Ne touchez pas à la nation Mi'kmaq!
- Philip Fernandez -
Depuis plus d'un mois, les pêcheurs Mi'kmaq de
la Première Nation Sipekne'katik de Saulnierville,
en Nouvelle-Écosse, font face à de la violence
brutale, à des incendies criminels et à la
destruction de biens pour avoir osé affirmer leurs
droits ancestraux et issus de traités. Les
représentants du gouvernement, de Justin Trudeau
au ministre des Services aux Autochtones Marc
Miller, en passant par le ministre de la Sécurité
publique Bill Blair et la ministre des
Pêches, des Océans et de la Garde côtière
Bernadette Jordan et d'autres : tous blâment tout
le monde sauf eux-mêmes. Ils « condamnent »

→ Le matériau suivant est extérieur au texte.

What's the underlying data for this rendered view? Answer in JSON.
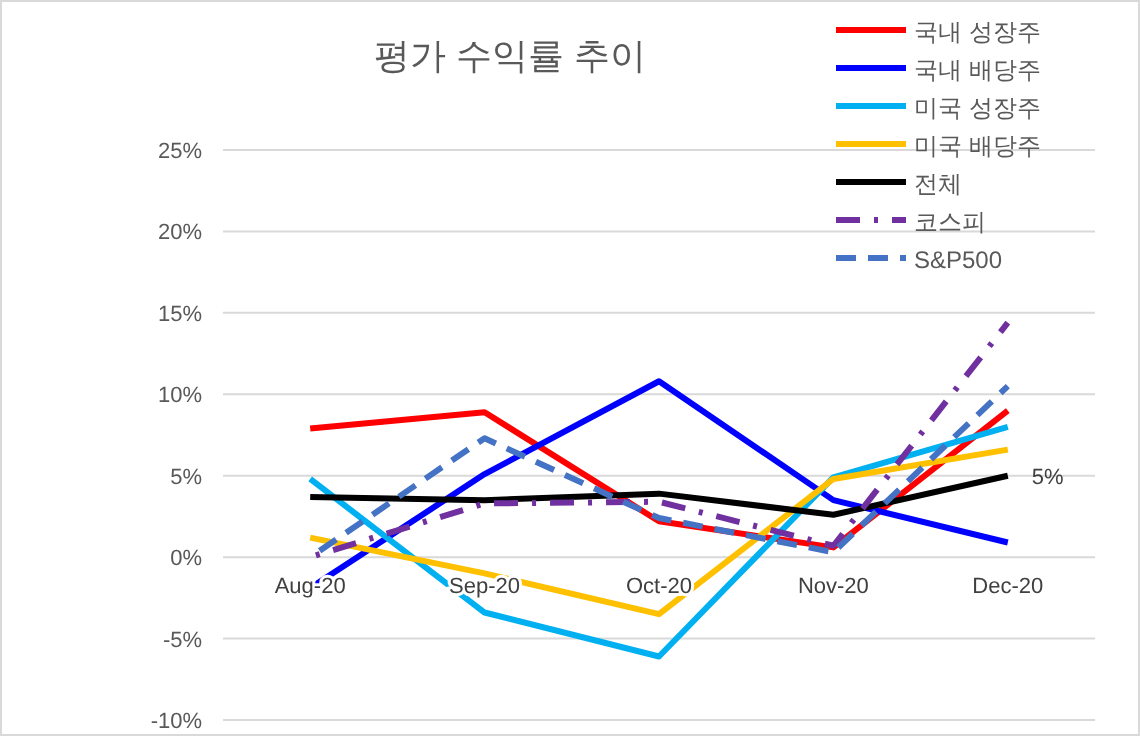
{
  "chart_data": {
    "type": "line",
    "title": "평가 수익률 추이",
    "categories": [
      "Aug-20",
      "Sep-20",
      "Oct-20",
      "Nov-20",
      "Dec-20"
    ],
    "series": [
      {
        "name": "국내 성장주",
        "color": "#ff0000",
        "values": [
          7.9,
          8.9,
          2.2,
          0.6,
          9.0
        ]
      },
      {
        "name": "국내 배당주",
        "color": "#0000ff",
        "values": [
          -1.9,
          5.1,
          10.8,
          3.5,
          0.9
        ]
      },
      {
        "name": "미국 성장주",
        "color": "#00b0f0",
        "values": [
          4.8,
          -3.4,
          -6.1,
          4.9,
          8.0
        ]
      },
      {
        "name": "미국 배당주",
        "color": "#ffc000",
        "values": [
          1.2,
          -1.0,
          -3.5,
          4.8,
          6.6
        ]
      },
      {
        "name": "전체",
        "color": "#000000",
        "values": [
          3.7,
          3.5,
          3.9,
          2.6,
          5.0
        ],
        "value_labels": [
          null,
          null,
          null,
          null,
          "5%"
        ]
      },
      {
        "name": "코스피",
        "color": "#7030a0",
        "values": [
          0.0,
          3.3,
          3.4,
          0.7,
          14.4
        ],
        "line_style": "dashdot"
      },
      {
        "name": "S&P500",
        "color": "#4472c4",
        "values": [
          0.0,
          7.3,
          2.4,
          0.3,
          10.5
        ],
        "line_style": "dashed"
      }
    ],
    "ylim": [
      -10,
      25
    ],
    "yticks": [
      {
        "value": -10,
        "label": "-10%"
      },
      {
        "value": -5,
        "label": "-5%"
      },
      {
        "value": 0,
        "label": "0%"
      },
      {
        "value": 5,
        "label": "5%"
      },
      {
        "value": 10,
        "label": "10%"
      },
      {
        "value": 15,
        "label": "15%"
      },
      {
        "value": 20,
        "label": "20%"
      },
      {
        "value": 25,
        "label": "25%"
      }
    ],
    "grid": "y",
    "legend": "top right"
  }
}
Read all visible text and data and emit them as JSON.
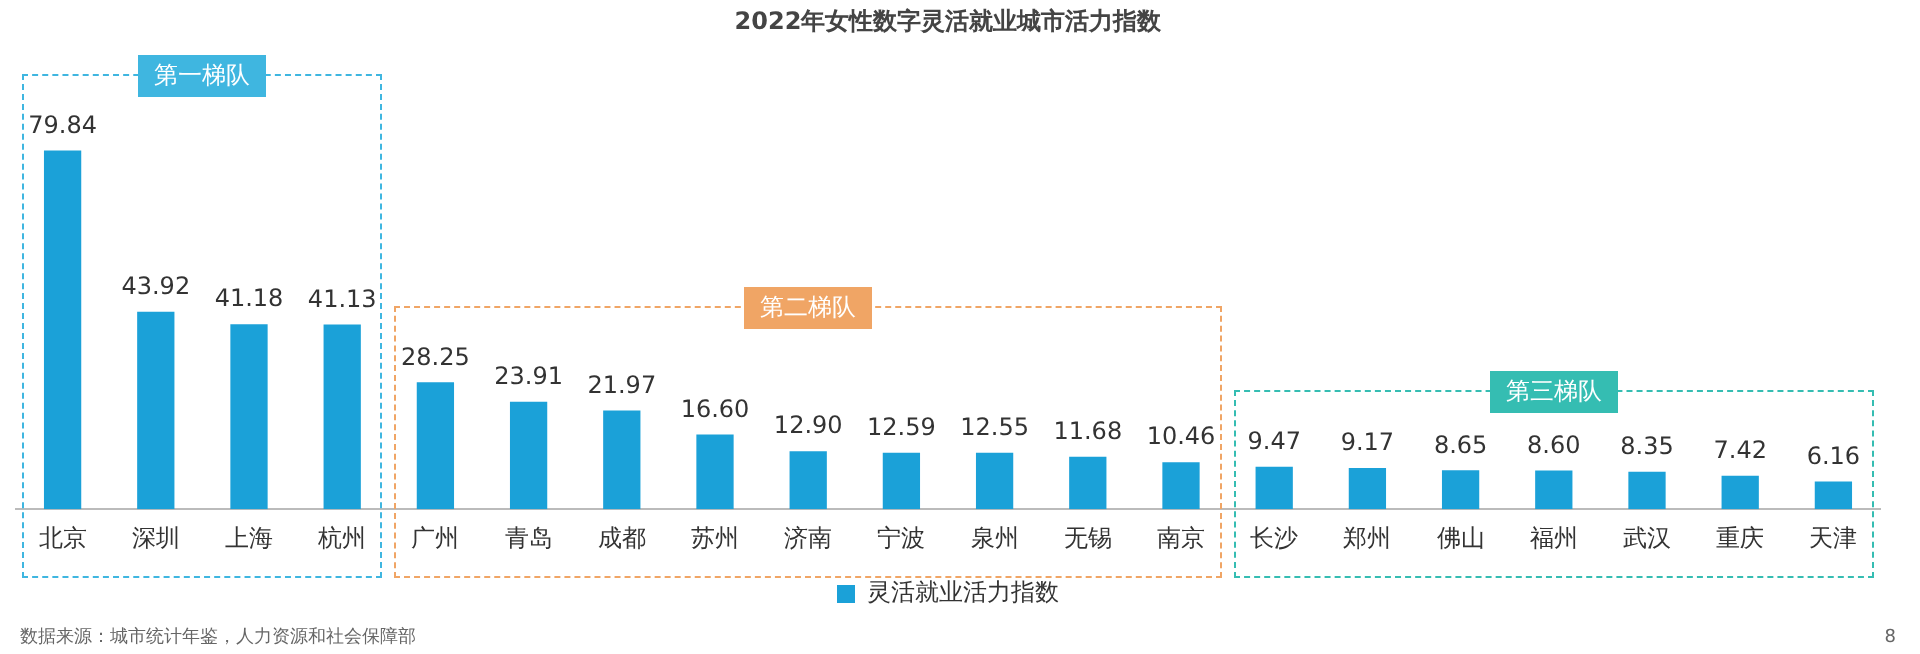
{
  "chart_data": {
    "type": "bar",
    "title": "2022年女性数字灵活就业城市活力指数",
    "categories": [
      "北京",
      "深圳",
      "上海",
      "杭州",
      "广州",
      "青岛",
      "成都",
      "苏州",
      "济南",
      "宁波",
      "泉州",
      "无锡",
      "南京",
      "长沙",
      "郑州",
      "佛山",
      "福州",
      "武汉",
      "重庆",
      "天津"
    ],
    "series": [
      {
        "name": "灵活就业活力指数",
        "color": "#1ba1d8",
        "values": [
          79.84,
          43.92,
          41.18,
          41.13,
          28.25,
          23.91,
          21.97,
          16.6,
          12.9,
          12.59,
          12.55,
          11.68,
          10.46,
          9.47,
          9.17,
          8.65,
          8.6,
          8.35,
          7.42,
          6.16
        ],
        "value_labels": [
          "79.84",
          "43.92",
          "41.18",
          "41.13",
          "28.25",
          "23.91",
          "21.97",
          "16.60",
          "12.90",
          "12.59",
          "12.55",
          "11.68",
          "10.46",
          "9.47",
          "9.17",
          "8.65",
          "8.60",
          "8.35",
          "7.42",
          "6.16"
        ]
      }
    ],
    "legend": "bottom",
    "grid": false,
    "tick_labels": "x",
    "annotations": [
      "第一梯队",
      "第二梯队",
      "第三梯队",
      "数据来源：城市统计年鉴，人力资源和社会保障部",
      "8"
    ]
  }
}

la violence, se tiennent à l'écart pendant qu'elle
se produit et se plaignent des Canadiens qu'ils
disent « racistes » alors qu'en fait c'est
l'État canadien qui est responsable et doit rendre
des comptes !
Les Sipekne'katik
ont affirmé leurs droits ancestraux et issus de
traités en lançant le 17 septembre une entreprise
de pêche au homard autoréglementée et durable.

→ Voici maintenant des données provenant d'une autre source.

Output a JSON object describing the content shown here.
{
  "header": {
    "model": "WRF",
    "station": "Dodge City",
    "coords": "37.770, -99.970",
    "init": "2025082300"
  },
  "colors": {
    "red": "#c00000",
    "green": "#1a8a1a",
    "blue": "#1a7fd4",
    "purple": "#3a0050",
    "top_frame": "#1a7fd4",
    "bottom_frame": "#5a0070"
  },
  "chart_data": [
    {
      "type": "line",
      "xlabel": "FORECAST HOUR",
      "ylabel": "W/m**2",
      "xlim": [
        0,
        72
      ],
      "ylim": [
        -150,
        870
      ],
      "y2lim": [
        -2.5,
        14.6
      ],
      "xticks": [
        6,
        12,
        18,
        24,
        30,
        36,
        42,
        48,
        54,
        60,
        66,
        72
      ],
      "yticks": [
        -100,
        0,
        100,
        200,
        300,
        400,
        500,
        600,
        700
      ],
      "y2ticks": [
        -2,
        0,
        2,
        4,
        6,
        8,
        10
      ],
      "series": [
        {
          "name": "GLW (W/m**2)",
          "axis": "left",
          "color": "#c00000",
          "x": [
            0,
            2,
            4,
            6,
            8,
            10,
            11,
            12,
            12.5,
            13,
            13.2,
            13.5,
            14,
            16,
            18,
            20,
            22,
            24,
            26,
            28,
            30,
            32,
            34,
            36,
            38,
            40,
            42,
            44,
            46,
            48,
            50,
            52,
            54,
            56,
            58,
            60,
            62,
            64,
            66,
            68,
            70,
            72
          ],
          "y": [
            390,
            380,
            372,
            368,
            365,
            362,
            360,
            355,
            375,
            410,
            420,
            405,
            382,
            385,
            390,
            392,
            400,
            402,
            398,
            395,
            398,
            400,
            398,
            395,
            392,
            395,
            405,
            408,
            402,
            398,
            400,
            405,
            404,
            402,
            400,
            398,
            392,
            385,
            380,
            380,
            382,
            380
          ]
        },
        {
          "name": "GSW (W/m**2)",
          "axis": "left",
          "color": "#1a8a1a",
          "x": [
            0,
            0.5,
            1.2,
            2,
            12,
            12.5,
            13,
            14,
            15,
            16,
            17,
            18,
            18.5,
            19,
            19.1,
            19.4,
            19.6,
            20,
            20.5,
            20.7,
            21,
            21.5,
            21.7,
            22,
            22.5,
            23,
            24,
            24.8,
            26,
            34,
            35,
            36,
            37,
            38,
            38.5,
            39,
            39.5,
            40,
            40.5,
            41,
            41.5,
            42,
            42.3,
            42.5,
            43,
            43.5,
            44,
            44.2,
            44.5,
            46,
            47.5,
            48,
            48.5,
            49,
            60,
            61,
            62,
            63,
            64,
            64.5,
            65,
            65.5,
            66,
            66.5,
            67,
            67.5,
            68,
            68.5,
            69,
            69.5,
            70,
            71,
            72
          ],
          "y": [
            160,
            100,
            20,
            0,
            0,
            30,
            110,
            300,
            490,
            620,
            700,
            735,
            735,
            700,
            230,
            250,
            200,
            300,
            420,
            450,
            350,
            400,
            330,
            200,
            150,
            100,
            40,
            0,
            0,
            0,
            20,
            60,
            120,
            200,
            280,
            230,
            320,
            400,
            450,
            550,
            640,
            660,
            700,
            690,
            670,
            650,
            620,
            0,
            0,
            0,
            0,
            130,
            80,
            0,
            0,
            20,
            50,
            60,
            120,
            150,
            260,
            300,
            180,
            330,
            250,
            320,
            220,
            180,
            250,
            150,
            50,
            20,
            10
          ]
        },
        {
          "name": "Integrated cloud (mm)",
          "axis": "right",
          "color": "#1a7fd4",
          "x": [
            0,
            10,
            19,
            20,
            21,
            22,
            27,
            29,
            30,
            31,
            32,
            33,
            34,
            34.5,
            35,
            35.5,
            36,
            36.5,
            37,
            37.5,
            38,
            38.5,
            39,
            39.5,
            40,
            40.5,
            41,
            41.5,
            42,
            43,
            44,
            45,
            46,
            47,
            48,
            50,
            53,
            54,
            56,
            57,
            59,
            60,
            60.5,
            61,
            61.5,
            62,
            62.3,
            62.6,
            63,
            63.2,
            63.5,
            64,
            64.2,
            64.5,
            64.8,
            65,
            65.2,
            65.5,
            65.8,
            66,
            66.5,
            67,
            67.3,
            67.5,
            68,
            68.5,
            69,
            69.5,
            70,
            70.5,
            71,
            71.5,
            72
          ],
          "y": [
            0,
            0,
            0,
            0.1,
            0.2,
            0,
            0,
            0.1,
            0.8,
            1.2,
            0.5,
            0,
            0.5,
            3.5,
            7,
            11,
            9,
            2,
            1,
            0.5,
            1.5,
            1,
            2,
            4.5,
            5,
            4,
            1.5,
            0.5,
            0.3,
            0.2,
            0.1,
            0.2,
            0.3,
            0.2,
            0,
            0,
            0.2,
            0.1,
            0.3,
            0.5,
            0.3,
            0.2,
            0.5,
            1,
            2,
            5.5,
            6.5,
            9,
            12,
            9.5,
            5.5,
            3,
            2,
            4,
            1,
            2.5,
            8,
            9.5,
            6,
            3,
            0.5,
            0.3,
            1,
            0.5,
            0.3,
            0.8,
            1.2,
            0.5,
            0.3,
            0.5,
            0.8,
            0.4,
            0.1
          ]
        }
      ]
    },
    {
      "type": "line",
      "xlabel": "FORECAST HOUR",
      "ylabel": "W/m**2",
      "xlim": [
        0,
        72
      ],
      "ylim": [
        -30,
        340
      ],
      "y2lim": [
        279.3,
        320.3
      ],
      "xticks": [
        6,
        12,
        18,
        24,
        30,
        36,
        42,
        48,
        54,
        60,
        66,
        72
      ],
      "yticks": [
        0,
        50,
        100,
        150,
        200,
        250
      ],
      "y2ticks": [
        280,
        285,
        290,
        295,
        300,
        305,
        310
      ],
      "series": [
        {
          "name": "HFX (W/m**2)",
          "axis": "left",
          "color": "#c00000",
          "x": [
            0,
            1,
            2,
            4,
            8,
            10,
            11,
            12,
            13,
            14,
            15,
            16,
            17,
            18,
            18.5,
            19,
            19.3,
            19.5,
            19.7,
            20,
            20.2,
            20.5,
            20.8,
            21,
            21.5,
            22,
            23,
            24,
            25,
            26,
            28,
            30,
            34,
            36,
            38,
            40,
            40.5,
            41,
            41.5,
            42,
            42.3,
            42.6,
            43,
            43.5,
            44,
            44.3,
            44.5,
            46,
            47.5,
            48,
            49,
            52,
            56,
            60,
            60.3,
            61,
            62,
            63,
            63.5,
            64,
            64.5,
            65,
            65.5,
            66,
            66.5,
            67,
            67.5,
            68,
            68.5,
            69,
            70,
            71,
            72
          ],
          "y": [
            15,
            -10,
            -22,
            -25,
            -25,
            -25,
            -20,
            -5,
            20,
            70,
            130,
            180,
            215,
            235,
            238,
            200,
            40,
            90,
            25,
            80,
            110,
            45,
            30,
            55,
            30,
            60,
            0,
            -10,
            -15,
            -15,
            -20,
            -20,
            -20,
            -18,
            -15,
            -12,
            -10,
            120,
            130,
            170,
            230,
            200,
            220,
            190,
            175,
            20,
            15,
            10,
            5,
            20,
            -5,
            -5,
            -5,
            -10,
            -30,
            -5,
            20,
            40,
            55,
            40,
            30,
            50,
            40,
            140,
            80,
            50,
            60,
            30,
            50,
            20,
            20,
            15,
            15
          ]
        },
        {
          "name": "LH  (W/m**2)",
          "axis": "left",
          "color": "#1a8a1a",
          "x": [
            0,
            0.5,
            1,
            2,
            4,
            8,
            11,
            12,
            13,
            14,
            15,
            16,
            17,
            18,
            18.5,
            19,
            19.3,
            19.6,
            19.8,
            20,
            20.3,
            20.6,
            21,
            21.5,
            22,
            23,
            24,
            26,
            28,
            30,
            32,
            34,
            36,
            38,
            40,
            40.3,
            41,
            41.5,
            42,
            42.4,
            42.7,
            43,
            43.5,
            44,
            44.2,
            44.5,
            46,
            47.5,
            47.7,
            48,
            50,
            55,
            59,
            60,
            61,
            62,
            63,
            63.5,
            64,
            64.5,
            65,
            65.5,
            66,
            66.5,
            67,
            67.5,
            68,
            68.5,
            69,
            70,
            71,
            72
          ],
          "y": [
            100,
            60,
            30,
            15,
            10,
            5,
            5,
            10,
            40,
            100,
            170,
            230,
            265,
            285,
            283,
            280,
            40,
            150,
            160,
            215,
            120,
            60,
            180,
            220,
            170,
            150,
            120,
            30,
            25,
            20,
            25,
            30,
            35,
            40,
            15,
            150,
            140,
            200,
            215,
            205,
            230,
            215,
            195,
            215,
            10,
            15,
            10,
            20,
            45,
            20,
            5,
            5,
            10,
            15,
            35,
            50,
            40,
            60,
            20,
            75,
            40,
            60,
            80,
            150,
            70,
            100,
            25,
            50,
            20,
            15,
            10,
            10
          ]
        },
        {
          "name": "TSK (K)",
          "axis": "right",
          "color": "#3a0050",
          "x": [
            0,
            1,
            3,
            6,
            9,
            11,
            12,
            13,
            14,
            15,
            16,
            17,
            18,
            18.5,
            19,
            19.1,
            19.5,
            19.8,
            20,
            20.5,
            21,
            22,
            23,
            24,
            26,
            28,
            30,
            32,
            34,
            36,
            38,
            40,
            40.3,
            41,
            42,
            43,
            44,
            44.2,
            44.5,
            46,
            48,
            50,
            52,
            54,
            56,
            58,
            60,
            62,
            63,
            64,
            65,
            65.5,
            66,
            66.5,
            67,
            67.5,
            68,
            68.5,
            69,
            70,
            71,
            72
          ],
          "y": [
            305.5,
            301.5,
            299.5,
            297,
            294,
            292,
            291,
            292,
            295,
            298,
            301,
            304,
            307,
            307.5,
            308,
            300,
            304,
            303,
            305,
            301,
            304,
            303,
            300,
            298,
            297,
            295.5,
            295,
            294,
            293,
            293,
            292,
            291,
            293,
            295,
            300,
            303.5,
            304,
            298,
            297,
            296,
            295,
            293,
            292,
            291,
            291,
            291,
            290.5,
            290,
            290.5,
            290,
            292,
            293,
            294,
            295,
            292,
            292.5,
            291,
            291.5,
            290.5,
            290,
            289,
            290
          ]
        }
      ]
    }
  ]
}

Onze pêcheurs autochtones ont obtenu des permis de
la Première Nation. Le jour de l'ouverture de leur
entreprise, la ministre fédérale des Pêches,
Bernadette Jordan, a déclaré les Mi'kmaq des
hors-la-loi.
La ministre a bien sûr reconnu la décision
Marshall de la Cour suprême, selon laquelle « les
Premières Nations ont un droit de traité affirmé
de chasser, pêcher et cueillir dans la poursuite
d'un ‘moyen de subsistance convenable'. »
Mais elle n'a pas dit si le Canada se conformerait
à la décision de la Cour. Elle a plutôt appelé les
Mi'kmaq « à trouver une voie de collaboration pour
retourner à la table des négociations ».
En attendant, elle a dit : « il ne peut y
avoir de pêche commerciale en dehors de la saison
commerciale. (...) La pêche sans permis est une
violation de la Loi sur les pêches et
quiconque pêche en dehors des activités autorisées
en vertu d'un permis peut faire l'objet de mesures
coercitives. »
En d'autres termes, la pêche au homard de la
Première Nation de Sipekne'katik est illégale
parce que l'État colonial raciste ne l'a pas
autorisée. L'État fait des Mi'kmaq des
hors-la-loi, une proie pour la violence contre
eux.
C'est le modus operandi de l'État
canadien : violer les droits ancestraux et
issus de traités et lorsque les peuples
autochtones affirment leurs droits, ils sont
confrontés à la violence. Ne serait-ce que depuis
1990, la police et l'armée ont attaqué les Mohawk
de Kahnesetà :ke à Oka en 1990 ;
les Shuswap à Gustafsen Lake en 1995, les
Ojibway de Stoney Point en Ontario en 1995 en
Ontario et plus tôt cette année les Wet'suwet'en
lorsqu'ils ont affirmé leur souveraineté et se
sont opposés à la construction du gazoduc Coastal
GasLink sur leur territoire.
Des agents de Pêches et Océans foncent
sur un bateau de pêcheurs Mi'kmaq à Burnt
Church, Nouveau-Brunswick, en 1999.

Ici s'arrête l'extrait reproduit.